Göz devirdi. "Gideceğin yer uzaksa ben seni bırakabilirim?"
"Dur," diye mırıldandım. Gitmeden önce aklımdaki soruyu sormazsam yapamazdım. "Asaf ile buluşacağız," kendi koltuğuna oturmak yerine masanın etrafında dolaştı ve karşımdaki koltuğa oturdu. "Ona her şeyi anlatmak istiyorum." Elim enseme çıktı. Yerde dolaşan gözlerimi ona çevirdim. "Ama korkuyorum."
Bu oynadığım ilk kumar olacaktı esasında. Ya ona her şeyi anlatacak ve beni diğerleri gibi hasta birisi gibi görmesine izin verecek, yollarımızı ayıracaktım ya da o her şeyi bilirken yine de yanımda kalmak isteyecekti.
"Her şeyden kastın nedir?"
"Her şey. İlaçlar, Akça'lar, Pars... Hepsini bilsin istiyorum." Olmayacaksa bile şimdi olmasın. Şu an bile içimde yeşeren sevgiyi hissediyorum, belki de hoşlantıydı. Yine de bu tam bir sevgiye dönüşmeden şimdi bitecekse bitmeliydi. Daha sonra geri dönüşü olmazdı, biliyordum. Ona daha da bağlanırsam kalbim için geri dönüş asla olmazdı.

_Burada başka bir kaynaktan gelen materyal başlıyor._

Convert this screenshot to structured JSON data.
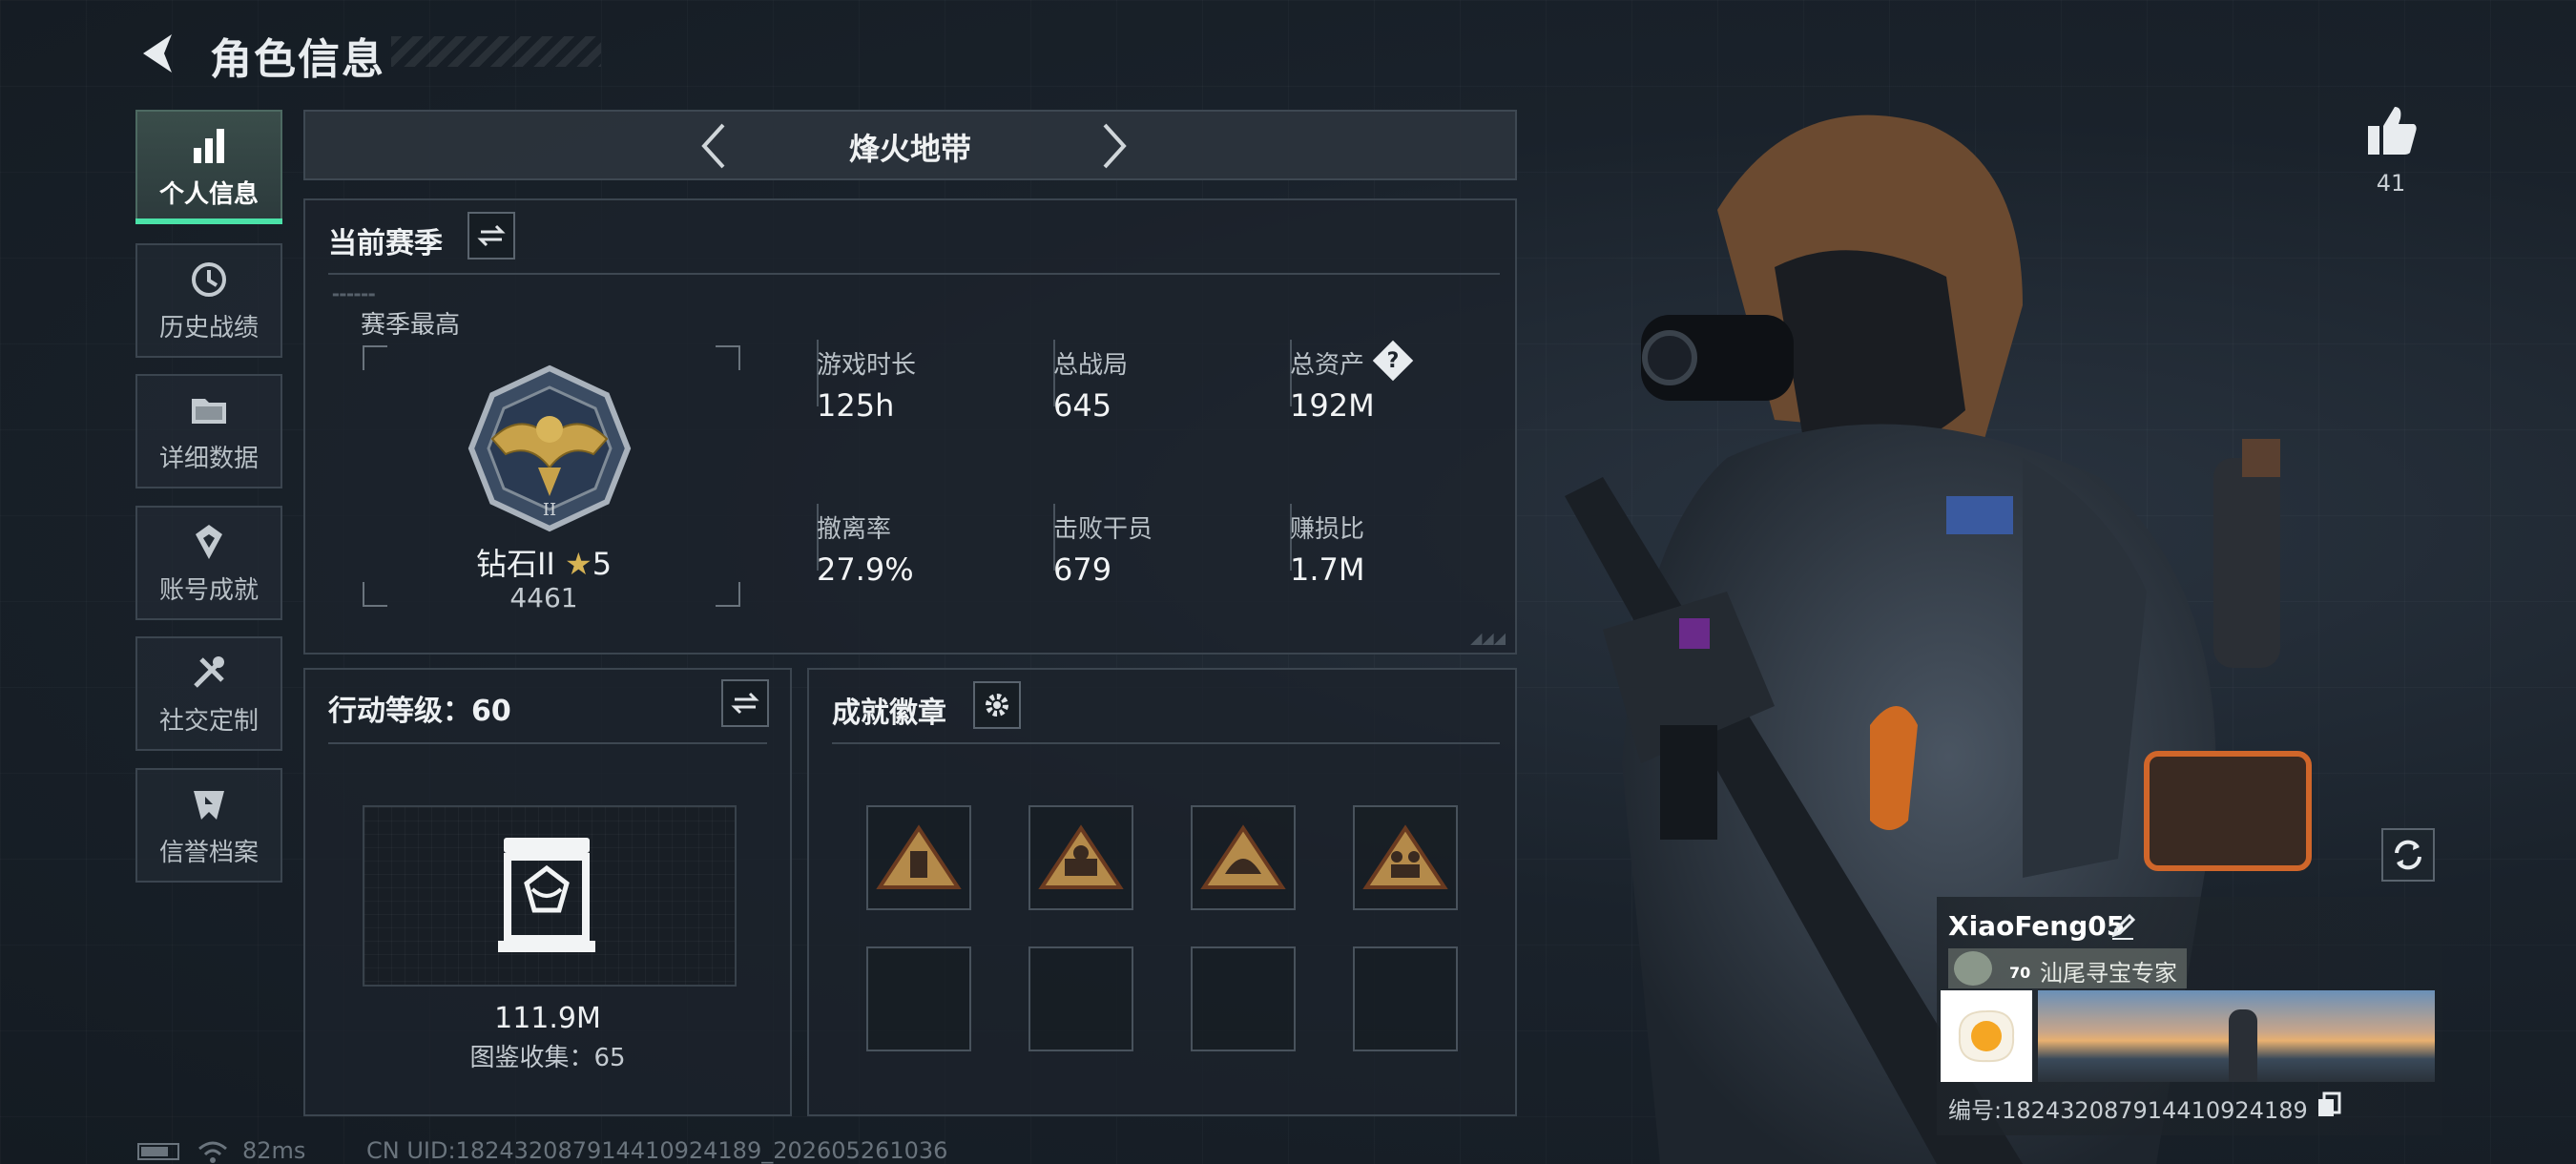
{
  "header": {
    "title": "角色信息"
  },
  "sidebar": {
    "items": [
      {
        "label": "个人信息",
        "icon": "bar-chart-icon",
        "active": true
      },
      {
        "label": "历史战绩",
        "icon": "history-icon"
      },
      {
        "label": "详细数据",
        "icon": "folder-icon"
      },
      {
        "label": "账号成就",
        "icon": "achievement-icon"
      },
      {
        "label": "社交定制",
        "icon": "tools-icon"
      },
      {
        "label": "信誉档案",
        "icon": "credit-shield-icon"
      }
    ]
  },
  "mode_tabs": {
    "current": "烽火地带"
  },
  "season": {
    "title": "当前赛季",
    "best_label": "赛季最高",
    "rank_name": "钻石II",
    "rank_stars": "5",
    "rank_score": "4461",
    "stats": [
      {
        "label": "游戏时长",
        "value": "125h"
      },
      {
        "label": "总战局",
        "value": "645"
      },
      {
        "label": "总资产",
        "value": "192M",
        "help": "?"
      },
      {
        "label": "撤离率",
        "value": "27.9%"
      },
      {
        "label": "击败干员",
        "value": "679"
      },
      {
        "label": "赚损比",
        "value": "1.7M"
      }
    ]
  },
  "action_level": {
    "title": "行动等级：60",
    "value": "111.9M",
    "collection": "图鉴收集：65"
  },
  "achievements": {
    "title": "成就徽章",
    "badges": [
      "badge-dogtag-icon",
      "badge-vehicle-icon",
      "badge-helmet-icon",
      "badge-squad-icon"
    ],
    "empty_slots": 4
  },
  "profile": {
    "likes": "41",
    "name": "XiaoFeng05",
    "avatar_level": "70",
    "title_text": "汕尾寻宝专家",
    "uid_line": "编号:18243208791441092418​9"
  },
  "footer": {
    "ping": "82ms",
    "uid": "CN UID:18243208791441092418​9_202605261036"
  },
  "colors": {
    "accent": "#4be2a8",
    "gold": "#c8a24a",
    "panel_border": "#3b454f"
  }
}
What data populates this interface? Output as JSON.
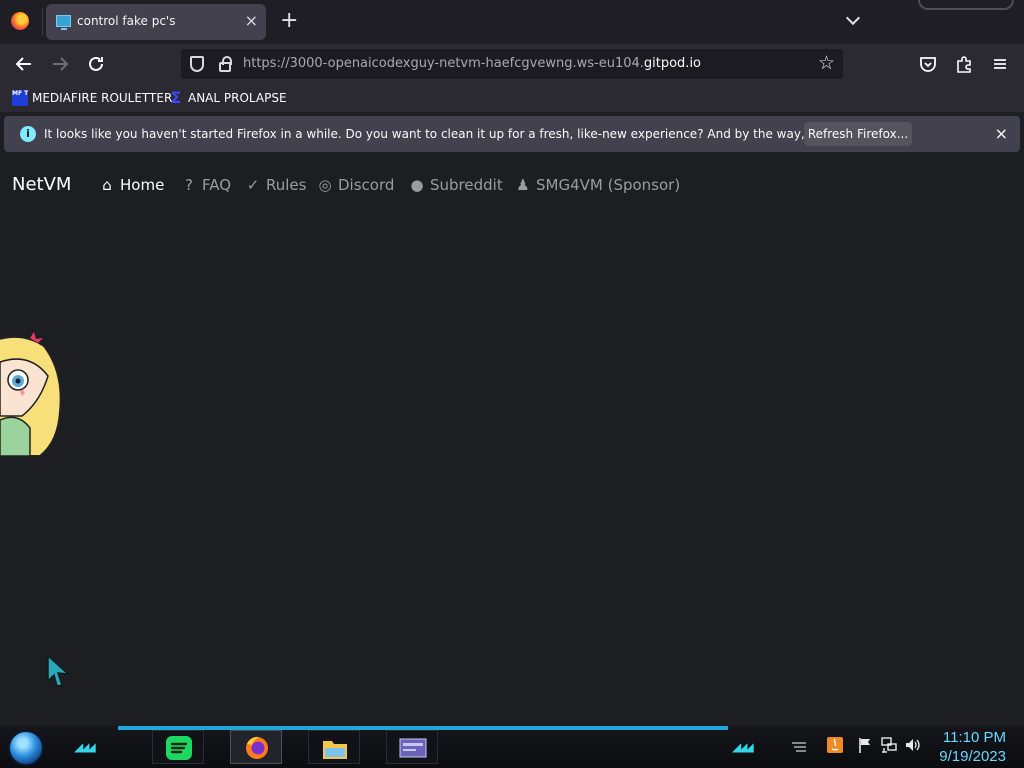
{
  "browser": {
    "tab": {
      "title": "control fake pc's",
      "close": "×"
    },
    "new_tab": "+",
    "url": {
      "prefix": "https://3000-openaicodexguy-netvm-haefcgvewng.ws-eu104.",
      "host": "gitpod.io"
    },
    "bookmarks": [
      {
        "label": "MEDIAFIRE ROULETTER",
        "icon": "mediafire-icon",
        "icon_text": "MF T"
      },
      {
        "label": "ANAL PROLAPSE",
        "icon": "sigma-icon",
        "icon_text": "Σ"
      }
    ],
    "notification": {
      "info_glyph": "i",
      "message": "It looks like you haven't started Firefox in a while. Do you want to clean it up for a fresh, like-new experience? And by the way, welcome back!",
      "button": "Refresh Firefox...",
      "close": "×"
    }
  },
  "site": {
    "brand": "NetVM",
    "nav": [
      {
        "label": "Home",
        "icon": "home-icon",
        "glyph": "⌂",
        "active": true
      },
      {
        "label": "FAQ",
        "icon": "question-icon",
        "glyph": "?",
        "active": false
      },
      {
        "label": "Rules",
        "icon": "clipboard-check-icon",
        "glyph": "✓",
        "active": false
      },
      {
        "label": "Discord",
        "icon": "discord-icon",
        "glyph": "◎",
        "active": false
      },
      {
        "label": "Subreddit",
        "icon": "reddit-icon",
        "glyph": "●",
        "active": false
      },
      {
        "label": "SMG4VM (Sponsor)",
        "icon": "user-icon",
        "glyph": "♟",
        "active": false
      }
    ]
  },
  "taskbar": {
    "apps": [
      "spotify-icon",
      "firefox-icon",
      "file-explorer-icon",
      "remote-window-icon"
    ],
    "clock": {
      "time": "11:10 PM",
      "date": "9/19/2023"
    },
    "colors": {
      "accent": "#1ea7d8",
      "clock": "#6fd6ff"
    }
  }
}
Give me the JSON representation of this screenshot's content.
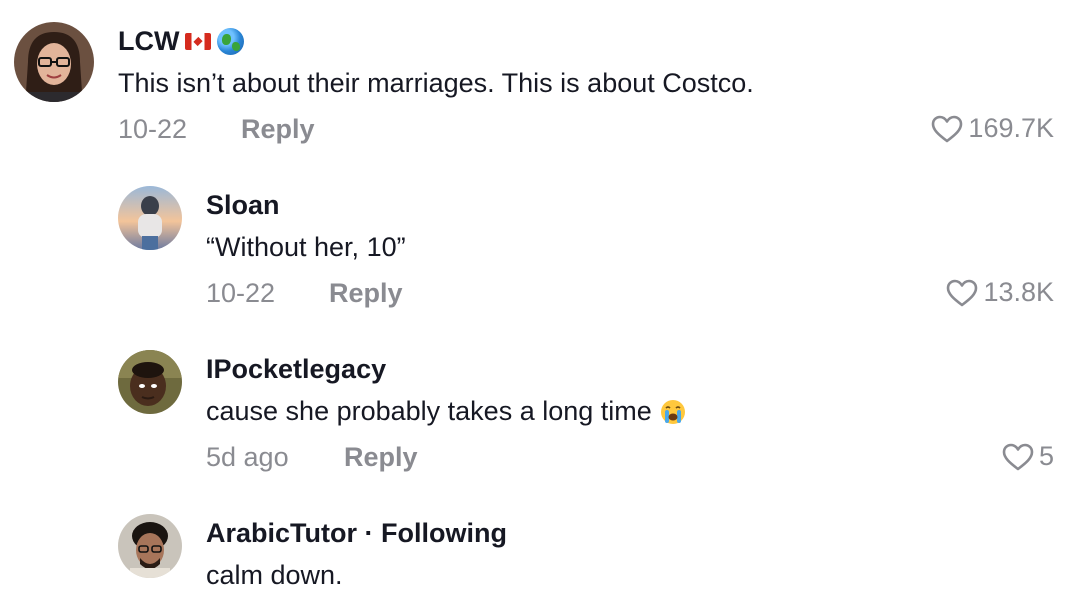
{
  "comments": [
    {
      "username": "LCW",
      "username_icons": [
        "canada-flag-icon",
        "globe-icon"
      ],
      "text": "This isn’t about their marriages. This is about Costco.",
      "date": "10-22",
      "reply_label": "Reply",
      "likes": "169.7K"
    },
    {
      "username": "Sloan",
      "text": "“Without her, 10”",
      "date": "10-22",
      "reply_label": "Reply",
      "likes": "13.8K"
    },
    {
      "username": "IPocketlegacy",
      "text": "cause she probably takes a long time",
      "text_icon": "loudly-crying-face-icon",
      "date": "5d ago",
      "reply_label": "Reply",
      "likes": "5"
    },
    {
      "username": "ArabicTutor · Following",
      "text": "calm down."
    }
  ],
  "colors": {
    "primary_text": "#161823",
    "secondary_text": "#8a8b91",
    "background": "#ffffff"
  }
}
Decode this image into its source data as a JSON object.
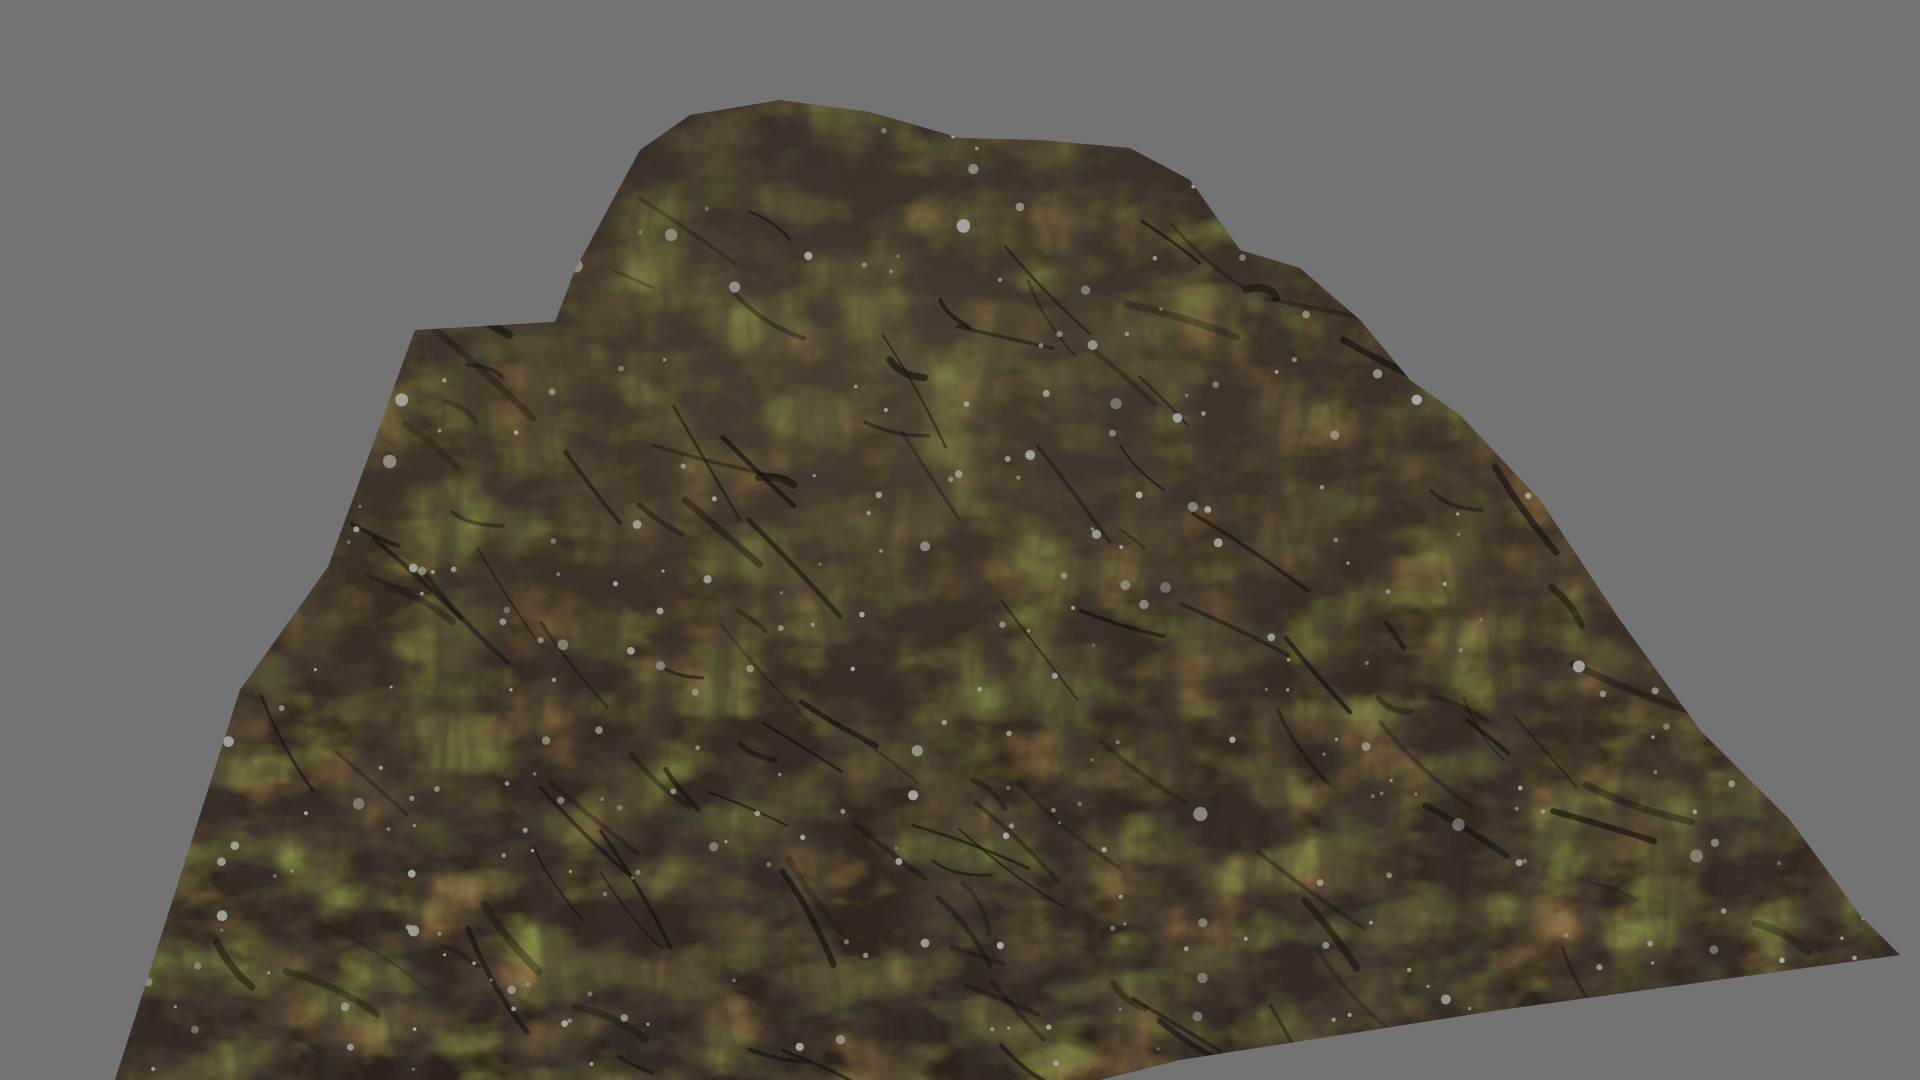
{
  "scene": {
    "subject": "rock-mound-icon",
    "colors": {
      "background": "#737373",
      "rock_dark": "#2e2620",
      "rock_mid": "#5a4634",
      "rust": "#9a5e22",
      "rust_light": "#b8742c",
      "moss": "#7a8a1e",
      "moss_light": "#9cab2a",
      "lichen": "#e8e6dc",
      "shadow": "#15120e"
    }
  }
}
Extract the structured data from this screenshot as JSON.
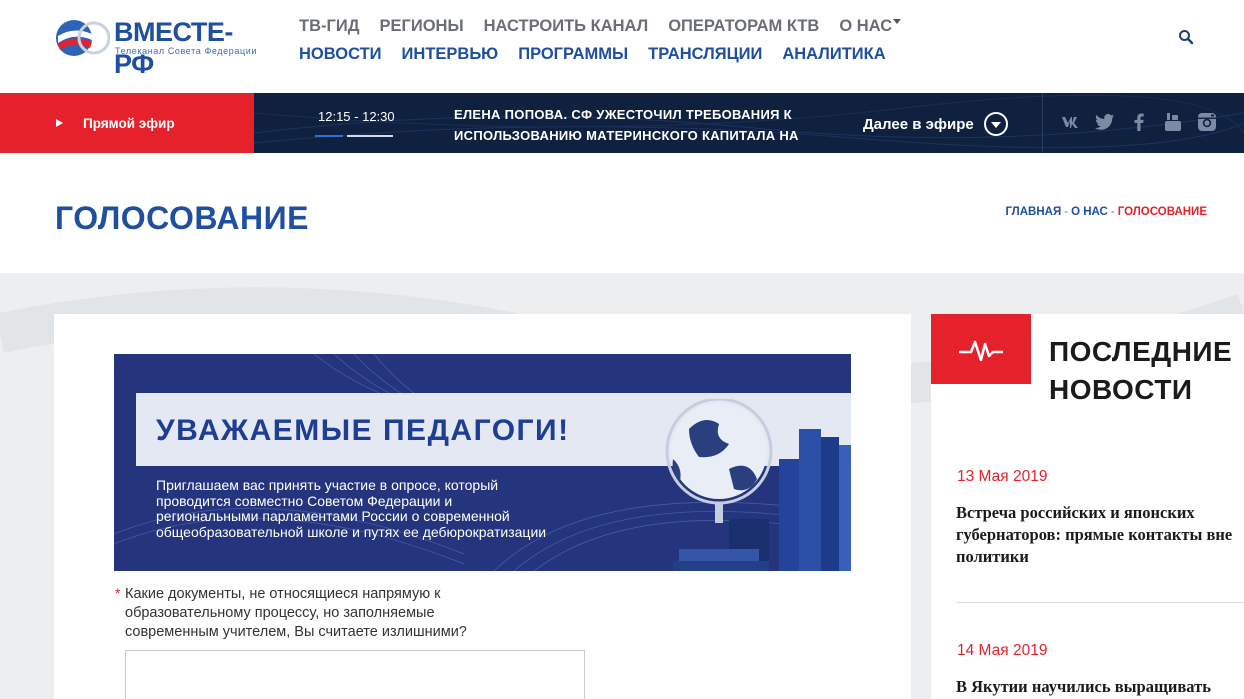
{
  "logo": {
    "title": "ВМЕСТЕ-РФ",
    "subtitle": "Телеканал Совета Федерации"
  },
  "nav": {
    "top": [
      "ТВ-ГИД",
      "РЕГИОНЫ",
      "НАСТРОИТЬ КАНАЛ",
      "ОПЕРАТОРАМ КТВ",
      "О НАС"
    ],
    "bottom": [
      "НОВОСТИ",
      "ИНТЕРВЬЮ",
      "ПРОГРАММЫ",
      "ТРАНСЛЯЦИИ",
      "АНАЛИТИКА"
    ]
  },
  "live": {
    "label": "Прямой эфир",
    "time": "12:15 - 12:30",
    "headline": "ЕЛЕНА ПОПОВА. СФ УЖЕСТОЧИЛ ТРЕБОВАНИЯ К ИСПОЛЬЗОВАНИЮ МАТЕРИНСКОГО КАПИТАЛА НА",
    "next_label": "Далее в эфире",
    "progress_fraction": 0.36
  },
  "social": [
    "vk-icon",
    "twitter-icon",
    "facebook-icon",
    "youtube-icon",
    "instagram-icon"
  ],
  "page": {
    "title": "ГОЛОСОВАНИЕ",
    "breadcrumb": [
      "ГЛАВНАЯ",
      "О НАС",
      "ГОЛОСОВАНИЕ"
    ]
  },
  "banner": {
    "title": "УВАЖАЕМЫЕ ПЕДАГОГИ!",
    "text": "Приглашаем вас принять участие в опросе, который проводится совместно Советом Федерации и региональными парламентами России о современной общеобразовательной школе и путях ее дебюрократизации"
  },
  "form": {
    "required_mark": "*",
    "question": "Какие документы, не относящиеся напрямую к образовательному процессу, но заполняемые современным учителем, Вы считаете излишними?",
    "answer_value": ""
  },
  "sidebar": {
    "heading": "ПОСЛЕДНИЕ НОВОСТИ",
    "news": [
      {
        "date": "13 Мая 2019",
        "title": "Встреча российских и японских губернаторов: прямые контакты вне политики"
      },
      {
        "date": "14 Мая 2019",
        "title": "В Якутии научились выращивать"
      }
    ]
  },
  "colors": {
    "brand_blue": "#1e4fa0",
    "accent_red": "#e5222b",
    "live_bg": "#10213f"
  }
}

Duraksadı, bana uzun uzun cevaplar verdi. Onu sakince dinledim, söylediklerini zihnimde tutmaya çalıştım ama kendimce bir karara çoktan varmıştım.
Asaf'a her şeyi anlatacaktım.
Yarım saat sonra ikimizde buradan çıktığımızda o kendi arabasına ilerlemişti. Beni ise konumu kendisine attığımdan dolayı Asaf karşılamıştı, siyah bir arabanın içinde. Arabanın etrafında dolaşıp sağ tarafın kapısını açtığımda ön koltuğa oturdum hemen.
"Selam," gülümsedim. Aynı karşılığı ondanda aldığımda kısaca sarılmış ve geriye çekilmiştik. "Bu araba nereden çıktı?"
Gülümsedi içim erisin diye. "Yolumuz biraz uzun, otobüsle uğraşmayalım istedim."
Gözlerimi kısarak baktım ona. "Ehliyetin var mı?"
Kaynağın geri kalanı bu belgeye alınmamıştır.